Religião pura e sem mancha diante de Deus, nosso Pai, é esta: socorrer os órfãos e as viúvas em aflição, e manter-se livre da corrupção do mundo.” (Tiago 1:27)

Minha compreensão pessoal é a de que a religião seja uma prática, uma ética e um modo de vida moldados por minhas crenças teológicas. Essas crenças – a fé como assensus – são muito importantes, mas desempenham um papel extremamente menor do que aquilo que minha tradição de fé me ensina ser esperado de mim em minhas ações para com todas as pessoas que me cercam, e para com toda a criação.

+Gibson

sexta-feira, 21 de dezembro de 2012

Jesus e a manjedoura: o Natal como lembrete do espírito de hospitalidade

Uma das partes mais interessantes da narrativa natalina parece ser sempre esquecida por todos nós. Sempre nos lembramos da manjedoura, da estrela, dos reis magos, dos animais, dos presentes, dos anjos, mas, por alguma razão, nos esquecemos da falta de alojamento!

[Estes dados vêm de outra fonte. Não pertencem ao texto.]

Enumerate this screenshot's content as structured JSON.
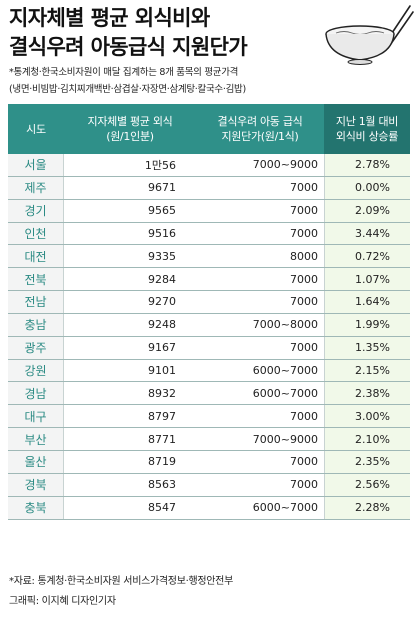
{
  "title": {
    "line1": "지자체별 평균 외식비와",
    "line2": "결식우려 아동급식 지원단가"
  },
  "subtitle": {
    "line1": "*통계청·한국소비자원이 매달 집계하는 8개 품목의 평균가격",
    "line2": "(냉면·비빔밥·김치찌개백반·삼겹살·자장면·삼계탕·칼국수·김밥)"
  },
  "table": {
    "headers": {
      "city": "시도",
      "avg_line1": "지자체별 평균 외식",
      "avg_line2": "(원/1인분)",
      "sup_line1": "결식우려 아동 급식",
      "sup_line2": "지원단가(원/1식)",
      "rate_line1": "지난 1월 대비",
      "rate_line2": "외식비 상승률"
    },
    "rows": [
      {
        "city": "서울",
        "avg": "1만56",
        "support": "7000~9000",
        "rate": "2.78%"
      },
      {
        "city": "제주",
        "avg": "9671",
        "support": "7000",
        "rate": "0.00%"
      },
      {
        "city": "경기",
        "avg": "9565",
        "support": "7000",
        "rate": "2.09%"
      },
      {
        "city": "인천",
        "avg": "9516",
        "support": "7000",
        "rate": "3.44%"
      },
      {
        "city": "대전",
        "avg": "9335",
        "support": "8000",
        "rate": "0.72%"
      },
      {
        "city": "전북",
        "avg": "9284",
        "support": "7000",
        "rate": "1.07%"
      },
      {
        "city": "전남",
        "avg": "9270",
        "support": "7000",
        "rate": "1.64%"
      },
      {
        "city": "충남",
        "avg": "9248",
        "support": "7000~8000",
        "rate": "1.99%"
      },
      {
        "city": "광주",
        "avg": "9167",
        "support": "7000",
        "rate": "1.35%"
      },
      {
        "city": "강원",
        "avg": "9101",
        "support": "6000~7000",
        "rate": "2.15%"
      },
      {
        "city": "경남",
        "avg": "8932",
        "support": "6000~7000",
        "rate": "2.38%"
      },
      {
        "city": "대구",
        "avg": "8797",
        "support": "7000",
        "rate": "3.00%"
      },
      {
        "city": "부산",
        "avg": "8771",
        "support": "7000~9000",
        "rate": "2.10%"
      },
      {
        "city": "울산",
        "avg": "8719",
        "support": "7000",
        "rate": "2.35%"
      },
      {
        "city": "경북",
        "avg": "8563",
        "support": "7000",
        "rate": "2.56%"
      },
      {
        "city": "충북",
        "avg": "8547",
        "support": "6000~7000",
        "rate": "2.28%"
      }
    ]
  },
  "footer": {
    "source": "*자료: 통계청·한국소비자원 서비스가격정보·행정안전부",
    "graphic": "그래픽: 이지혜 디자인기자"
  },
  "colors": {
    "header": "#2f9089",
    "header_highlight": "#23746f",
    "city_text": "#2a8a83",
    "rate_column_bg": "#f1f9e9"
  },
  "icons": [
    "noodle-bowl-icon"
  ]
}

Na narrativa do Natal, no Evangelho de Lucas 2:6-7, o detalhe de os pais de Jesus não terem encontrado abrigo numa hospedaria é tão importante – ou, talvez, até mais – quanto os demais detalhes narrativos. Jesus nasce numa manjedoura por seus pais não terem encontrado abrigo dentro da hospedaria.

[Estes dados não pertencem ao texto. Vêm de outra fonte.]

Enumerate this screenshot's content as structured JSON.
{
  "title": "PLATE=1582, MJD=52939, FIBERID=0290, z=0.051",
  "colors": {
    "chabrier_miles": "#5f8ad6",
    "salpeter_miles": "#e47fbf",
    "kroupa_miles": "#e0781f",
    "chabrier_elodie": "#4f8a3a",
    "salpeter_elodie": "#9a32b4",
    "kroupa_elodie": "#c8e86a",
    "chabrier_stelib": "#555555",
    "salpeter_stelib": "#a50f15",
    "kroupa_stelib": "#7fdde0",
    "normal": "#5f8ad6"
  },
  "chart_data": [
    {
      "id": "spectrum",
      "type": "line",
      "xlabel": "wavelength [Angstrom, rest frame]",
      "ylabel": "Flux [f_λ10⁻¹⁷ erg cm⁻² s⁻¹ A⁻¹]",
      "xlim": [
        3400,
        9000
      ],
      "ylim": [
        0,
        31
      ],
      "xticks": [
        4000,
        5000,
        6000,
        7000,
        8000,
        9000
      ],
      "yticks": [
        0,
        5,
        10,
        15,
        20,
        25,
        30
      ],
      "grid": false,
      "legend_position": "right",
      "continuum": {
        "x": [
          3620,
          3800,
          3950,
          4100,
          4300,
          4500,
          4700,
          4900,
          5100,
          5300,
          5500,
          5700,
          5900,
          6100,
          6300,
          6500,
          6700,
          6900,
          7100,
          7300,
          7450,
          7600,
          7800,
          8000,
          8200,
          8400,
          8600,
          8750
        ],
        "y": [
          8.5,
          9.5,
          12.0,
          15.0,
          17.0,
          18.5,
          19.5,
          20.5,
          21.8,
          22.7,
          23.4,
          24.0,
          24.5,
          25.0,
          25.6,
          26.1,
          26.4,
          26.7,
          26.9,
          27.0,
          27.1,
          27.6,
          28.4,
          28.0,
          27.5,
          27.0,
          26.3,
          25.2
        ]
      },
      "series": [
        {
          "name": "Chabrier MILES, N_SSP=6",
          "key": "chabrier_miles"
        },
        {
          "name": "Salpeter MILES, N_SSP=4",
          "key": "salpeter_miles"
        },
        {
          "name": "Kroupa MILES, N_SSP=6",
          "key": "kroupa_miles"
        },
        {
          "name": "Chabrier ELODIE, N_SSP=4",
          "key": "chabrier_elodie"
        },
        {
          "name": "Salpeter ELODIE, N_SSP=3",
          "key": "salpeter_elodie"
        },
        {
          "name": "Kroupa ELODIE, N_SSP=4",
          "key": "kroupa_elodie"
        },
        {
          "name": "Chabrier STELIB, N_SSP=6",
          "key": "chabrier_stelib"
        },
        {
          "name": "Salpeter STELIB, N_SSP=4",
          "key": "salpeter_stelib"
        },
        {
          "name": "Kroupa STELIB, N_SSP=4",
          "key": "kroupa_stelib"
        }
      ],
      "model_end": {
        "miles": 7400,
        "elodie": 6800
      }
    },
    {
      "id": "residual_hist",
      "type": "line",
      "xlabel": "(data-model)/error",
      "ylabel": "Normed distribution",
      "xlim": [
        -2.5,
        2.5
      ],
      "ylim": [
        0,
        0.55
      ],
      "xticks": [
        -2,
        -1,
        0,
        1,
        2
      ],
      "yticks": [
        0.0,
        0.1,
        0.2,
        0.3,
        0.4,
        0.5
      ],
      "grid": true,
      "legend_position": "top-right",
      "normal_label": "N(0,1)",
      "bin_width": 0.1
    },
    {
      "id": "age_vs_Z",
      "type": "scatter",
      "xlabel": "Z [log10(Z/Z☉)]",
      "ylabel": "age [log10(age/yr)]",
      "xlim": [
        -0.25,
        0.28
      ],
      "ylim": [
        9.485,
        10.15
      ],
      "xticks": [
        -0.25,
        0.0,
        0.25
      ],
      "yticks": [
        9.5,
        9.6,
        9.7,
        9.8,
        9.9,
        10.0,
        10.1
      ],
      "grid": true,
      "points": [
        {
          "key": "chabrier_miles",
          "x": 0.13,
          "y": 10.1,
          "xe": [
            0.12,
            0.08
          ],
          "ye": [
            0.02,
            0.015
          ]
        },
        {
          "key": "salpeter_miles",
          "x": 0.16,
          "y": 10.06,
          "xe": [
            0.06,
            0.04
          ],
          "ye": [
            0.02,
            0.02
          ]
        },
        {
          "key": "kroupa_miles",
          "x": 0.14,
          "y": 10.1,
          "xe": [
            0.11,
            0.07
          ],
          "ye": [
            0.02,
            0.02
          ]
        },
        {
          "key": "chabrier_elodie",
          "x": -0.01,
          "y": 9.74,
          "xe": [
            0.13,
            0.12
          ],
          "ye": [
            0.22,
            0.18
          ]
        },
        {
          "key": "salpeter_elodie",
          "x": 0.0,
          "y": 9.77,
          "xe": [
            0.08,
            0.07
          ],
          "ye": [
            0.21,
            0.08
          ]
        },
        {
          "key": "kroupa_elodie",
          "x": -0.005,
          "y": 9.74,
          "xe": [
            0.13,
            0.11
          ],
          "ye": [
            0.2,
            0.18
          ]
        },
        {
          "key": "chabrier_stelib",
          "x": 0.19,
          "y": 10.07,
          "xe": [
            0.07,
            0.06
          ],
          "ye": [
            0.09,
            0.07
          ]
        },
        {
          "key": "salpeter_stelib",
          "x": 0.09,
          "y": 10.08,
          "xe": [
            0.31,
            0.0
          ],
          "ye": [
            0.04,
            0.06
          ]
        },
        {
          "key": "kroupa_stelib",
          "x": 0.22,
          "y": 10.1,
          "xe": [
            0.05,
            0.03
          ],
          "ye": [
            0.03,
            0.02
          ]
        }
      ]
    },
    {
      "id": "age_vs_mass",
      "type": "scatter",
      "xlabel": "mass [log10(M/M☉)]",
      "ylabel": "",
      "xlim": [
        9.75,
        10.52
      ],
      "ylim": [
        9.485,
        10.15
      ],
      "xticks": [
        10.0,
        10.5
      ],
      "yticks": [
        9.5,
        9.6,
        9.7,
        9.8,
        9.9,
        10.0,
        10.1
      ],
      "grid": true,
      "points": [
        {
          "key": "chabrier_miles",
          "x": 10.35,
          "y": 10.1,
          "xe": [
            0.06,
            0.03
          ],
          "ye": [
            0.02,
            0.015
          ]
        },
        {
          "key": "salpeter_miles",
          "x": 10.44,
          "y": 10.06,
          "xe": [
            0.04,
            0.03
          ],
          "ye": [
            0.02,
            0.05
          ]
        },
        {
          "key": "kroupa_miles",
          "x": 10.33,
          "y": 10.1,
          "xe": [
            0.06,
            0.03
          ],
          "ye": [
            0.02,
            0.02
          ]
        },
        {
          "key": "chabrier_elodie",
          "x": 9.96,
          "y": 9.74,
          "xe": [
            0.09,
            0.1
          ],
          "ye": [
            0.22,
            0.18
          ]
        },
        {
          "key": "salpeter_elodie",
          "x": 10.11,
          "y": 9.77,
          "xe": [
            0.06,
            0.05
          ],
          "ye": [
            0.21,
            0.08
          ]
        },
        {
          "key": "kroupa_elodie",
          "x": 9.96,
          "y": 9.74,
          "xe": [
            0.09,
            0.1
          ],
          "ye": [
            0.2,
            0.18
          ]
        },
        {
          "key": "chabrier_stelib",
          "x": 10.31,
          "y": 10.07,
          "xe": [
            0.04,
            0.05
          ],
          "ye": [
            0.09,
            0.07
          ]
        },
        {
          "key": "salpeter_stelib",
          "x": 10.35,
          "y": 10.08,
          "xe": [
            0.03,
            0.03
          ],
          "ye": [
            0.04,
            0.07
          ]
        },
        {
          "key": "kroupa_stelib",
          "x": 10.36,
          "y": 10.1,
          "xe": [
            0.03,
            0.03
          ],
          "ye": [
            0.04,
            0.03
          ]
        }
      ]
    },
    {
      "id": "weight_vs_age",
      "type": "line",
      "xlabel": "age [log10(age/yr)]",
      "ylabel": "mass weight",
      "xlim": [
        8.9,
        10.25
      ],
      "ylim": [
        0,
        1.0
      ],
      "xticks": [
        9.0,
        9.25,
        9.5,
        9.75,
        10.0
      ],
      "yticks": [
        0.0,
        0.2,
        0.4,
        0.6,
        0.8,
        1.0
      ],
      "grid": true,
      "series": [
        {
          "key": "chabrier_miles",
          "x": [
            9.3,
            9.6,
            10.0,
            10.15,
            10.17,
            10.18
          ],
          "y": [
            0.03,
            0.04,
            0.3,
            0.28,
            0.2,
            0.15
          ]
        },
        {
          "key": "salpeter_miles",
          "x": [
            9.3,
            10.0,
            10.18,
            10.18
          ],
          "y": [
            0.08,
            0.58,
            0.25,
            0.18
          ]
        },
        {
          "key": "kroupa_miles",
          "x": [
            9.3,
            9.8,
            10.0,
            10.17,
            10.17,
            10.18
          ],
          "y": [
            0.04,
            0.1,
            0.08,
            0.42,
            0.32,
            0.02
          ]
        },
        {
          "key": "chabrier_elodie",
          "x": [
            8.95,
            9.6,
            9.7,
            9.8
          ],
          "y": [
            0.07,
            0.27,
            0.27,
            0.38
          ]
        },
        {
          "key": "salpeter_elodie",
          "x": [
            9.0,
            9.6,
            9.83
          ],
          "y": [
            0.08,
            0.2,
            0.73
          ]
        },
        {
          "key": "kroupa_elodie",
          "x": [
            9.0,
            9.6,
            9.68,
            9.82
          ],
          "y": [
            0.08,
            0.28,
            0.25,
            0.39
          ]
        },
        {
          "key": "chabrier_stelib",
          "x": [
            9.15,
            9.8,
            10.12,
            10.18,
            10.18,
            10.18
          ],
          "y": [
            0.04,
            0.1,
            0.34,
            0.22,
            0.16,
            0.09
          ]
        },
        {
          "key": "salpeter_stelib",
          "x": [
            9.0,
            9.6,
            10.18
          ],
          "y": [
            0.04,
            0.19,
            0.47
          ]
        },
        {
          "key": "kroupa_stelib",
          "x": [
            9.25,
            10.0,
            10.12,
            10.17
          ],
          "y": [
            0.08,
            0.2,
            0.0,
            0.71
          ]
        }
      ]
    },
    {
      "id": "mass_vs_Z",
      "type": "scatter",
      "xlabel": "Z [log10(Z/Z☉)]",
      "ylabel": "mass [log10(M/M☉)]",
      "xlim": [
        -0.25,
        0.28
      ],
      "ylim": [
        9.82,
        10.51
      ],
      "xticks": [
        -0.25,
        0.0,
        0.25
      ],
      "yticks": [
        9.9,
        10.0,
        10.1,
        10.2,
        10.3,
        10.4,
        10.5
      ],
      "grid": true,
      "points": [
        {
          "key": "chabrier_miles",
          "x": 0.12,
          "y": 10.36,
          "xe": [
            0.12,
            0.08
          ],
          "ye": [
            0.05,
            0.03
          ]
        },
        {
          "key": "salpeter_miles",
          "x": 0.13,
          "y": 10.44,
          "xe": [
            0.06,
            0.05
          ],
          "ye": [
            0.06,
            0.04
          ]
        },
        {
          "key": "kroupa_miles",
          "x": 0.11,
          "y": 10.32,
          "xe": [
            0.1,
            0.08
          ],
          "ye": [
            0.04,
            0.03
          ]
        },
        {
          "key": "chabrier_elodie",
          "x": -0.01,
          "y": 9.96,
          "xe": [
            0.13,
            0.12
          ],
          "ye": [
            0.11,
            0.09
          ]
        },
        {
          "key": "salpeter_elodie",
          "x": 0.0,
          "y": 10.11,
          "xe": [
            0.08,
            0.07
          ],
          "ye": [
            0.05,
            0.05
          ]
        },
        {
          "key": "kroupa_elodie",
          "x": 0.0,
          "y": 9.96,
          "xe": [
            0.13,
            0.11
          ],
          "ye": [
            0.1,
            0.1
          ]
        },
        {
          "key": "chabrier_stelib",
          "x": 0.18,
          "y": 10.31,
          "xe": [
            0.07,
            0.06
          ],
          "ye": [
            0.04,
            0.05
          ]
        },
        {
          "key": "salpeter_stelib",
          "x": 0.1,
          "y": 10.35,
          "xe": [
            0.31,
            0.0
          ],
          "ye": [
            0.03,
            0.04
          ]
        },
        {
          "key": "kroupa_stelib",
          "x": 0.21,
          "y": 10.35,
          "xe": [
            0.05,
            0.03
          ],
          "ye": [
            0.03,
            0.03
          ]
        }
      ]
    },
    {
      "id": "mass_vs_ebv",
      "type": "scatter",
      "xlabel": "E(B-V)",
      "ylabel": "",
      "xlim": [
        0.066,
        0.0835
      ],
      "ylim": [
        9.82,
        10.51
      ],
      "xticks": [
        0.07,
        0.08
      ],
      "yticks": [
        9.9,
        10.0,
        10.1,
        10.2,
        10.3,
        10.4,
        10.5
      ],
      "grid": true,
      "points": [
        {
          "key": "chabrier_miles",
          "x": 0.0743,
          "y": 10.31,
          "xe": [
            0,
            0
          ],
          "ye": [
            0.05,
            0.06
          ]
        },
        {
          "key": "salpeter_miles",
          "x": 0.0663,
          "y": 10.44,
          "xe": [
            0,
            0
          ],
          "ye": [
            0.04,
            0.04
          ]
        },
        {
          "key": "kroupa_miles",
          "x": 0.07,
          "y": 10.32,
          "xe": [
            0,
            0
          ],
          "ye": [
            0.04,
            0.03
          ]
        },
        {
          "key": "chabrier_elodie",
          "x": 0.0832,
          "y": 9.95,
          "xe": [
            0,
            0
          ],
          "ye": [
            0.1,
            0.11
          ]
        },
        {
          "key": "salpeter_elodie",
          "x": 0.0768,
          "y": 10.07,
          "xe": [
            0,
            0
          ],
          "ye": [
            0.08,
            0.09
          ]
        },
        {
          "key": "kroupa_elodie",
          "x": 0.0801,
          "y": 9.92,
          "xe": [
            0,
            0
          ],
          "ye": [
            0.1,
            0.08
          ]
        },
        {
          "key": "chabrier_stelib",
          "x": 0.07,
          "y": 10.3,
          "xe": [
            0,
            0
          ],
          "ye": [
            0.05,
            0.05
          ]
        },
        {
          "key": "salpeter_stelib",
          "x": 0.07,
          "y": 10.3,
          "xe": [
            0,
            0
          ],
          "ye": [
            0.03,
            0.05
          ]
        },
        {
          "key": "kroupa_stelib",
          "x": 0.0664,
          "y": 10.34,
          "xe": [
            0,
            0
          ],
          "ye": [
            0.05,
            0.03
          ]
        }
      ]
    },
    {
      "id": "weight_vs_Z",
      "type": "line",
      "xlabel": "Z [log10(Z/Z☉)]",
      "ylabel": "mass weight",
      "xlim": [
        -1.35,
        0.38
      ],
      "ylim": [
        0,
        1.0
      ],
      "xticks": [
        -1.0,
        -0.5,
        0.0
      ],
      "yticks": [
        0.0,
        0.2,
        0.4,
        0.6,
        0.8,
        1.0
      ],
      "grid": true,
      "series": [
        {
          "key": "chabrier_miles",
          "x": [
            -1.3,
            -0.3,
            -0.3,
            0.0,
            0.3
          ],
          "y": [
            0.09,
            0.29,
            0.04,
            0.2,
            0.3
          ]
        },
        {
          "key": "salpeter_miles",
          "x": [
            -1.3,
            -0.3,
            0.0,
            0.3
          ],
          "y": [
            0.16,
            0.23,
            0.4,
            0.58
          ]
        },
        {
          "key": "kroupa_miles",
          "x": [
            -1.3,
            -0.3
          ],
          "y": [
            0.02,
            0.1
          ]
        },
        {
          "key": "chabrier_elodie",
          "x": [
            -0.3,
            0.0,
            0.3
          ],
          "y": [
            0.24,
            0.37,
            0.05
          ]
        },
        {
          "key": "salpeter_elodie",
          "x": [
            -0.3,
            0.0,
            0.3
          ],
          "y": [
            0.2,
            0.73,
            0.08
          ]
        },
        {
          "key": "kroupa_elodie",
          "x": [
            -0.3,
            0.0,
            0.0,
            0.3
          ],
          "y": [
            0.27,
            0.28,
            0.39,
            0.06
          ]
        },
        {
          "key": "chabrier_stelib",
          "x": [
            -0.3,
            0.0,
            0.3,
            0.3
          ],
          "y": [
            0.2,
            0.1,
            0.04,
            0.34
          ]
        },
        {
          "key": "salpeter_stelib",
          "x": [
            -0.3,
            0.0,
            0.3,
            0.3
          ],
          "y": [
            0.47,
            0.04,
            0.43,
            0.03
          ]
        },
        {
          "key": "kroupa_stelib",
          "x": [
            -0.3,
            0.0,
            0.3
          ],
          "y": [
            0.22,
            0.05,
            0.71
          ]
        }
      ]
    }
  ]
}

Uma mulher grávida, em trabalho de parto, é deixada do lado de fora, no abrigo dos animais, e lá dá luz a seu filho. A gravidade disso, na lei judaica, é incompreensível para a maioria dos cristãos. A Bíblia hebraica, e, mais tarde, a literatura rabínica, apontam o comportamento esperado de alguém que recebe um hóspede: mesmo antes de obter quaisquer informações sobre seu hóspede, como o seu nome, por exemplo, o anfitrião deveria cuidar das necessidades daquele – como descarregar sua bagagem, alimentar e dar de beber a seus animais, oferecer água para que o hóspede e seus criados lavassem os pés, e alimentá-los (Gênesis 18:2-5; 19:2-3; 24:31-33); durante a estadia, o anfitrião deveria se sentir pessoalmente responsável por qualquer mal que ocorresse a seu hóspede (Gênesis 19:8); na despedida, outro banquete deveria ser servido (Gênesis 26:30; Juízes 19:3-5); o hóspede e o anfitrião poderiam fazer uma aliança (Gênesis 26:31), e o anfitrião deveria acompanhar o hóspede para a despedida (Gênesis 18:16); por sua vez, o hóspede deveria abençoar seu anfitrião antes de partir (Gênesis 18:10), e deveria perguntar-lhe se ele (o anfitrião) precisava de algo (2 Reis 4:13); se o hóspede quisesse permanecer com o clã ou na localidade, era-lhe permitido escolher uma moradia (Gênesis 20:15). Essa era a prática da hospitalidade como estabelecida na cultura do povo de Jesus.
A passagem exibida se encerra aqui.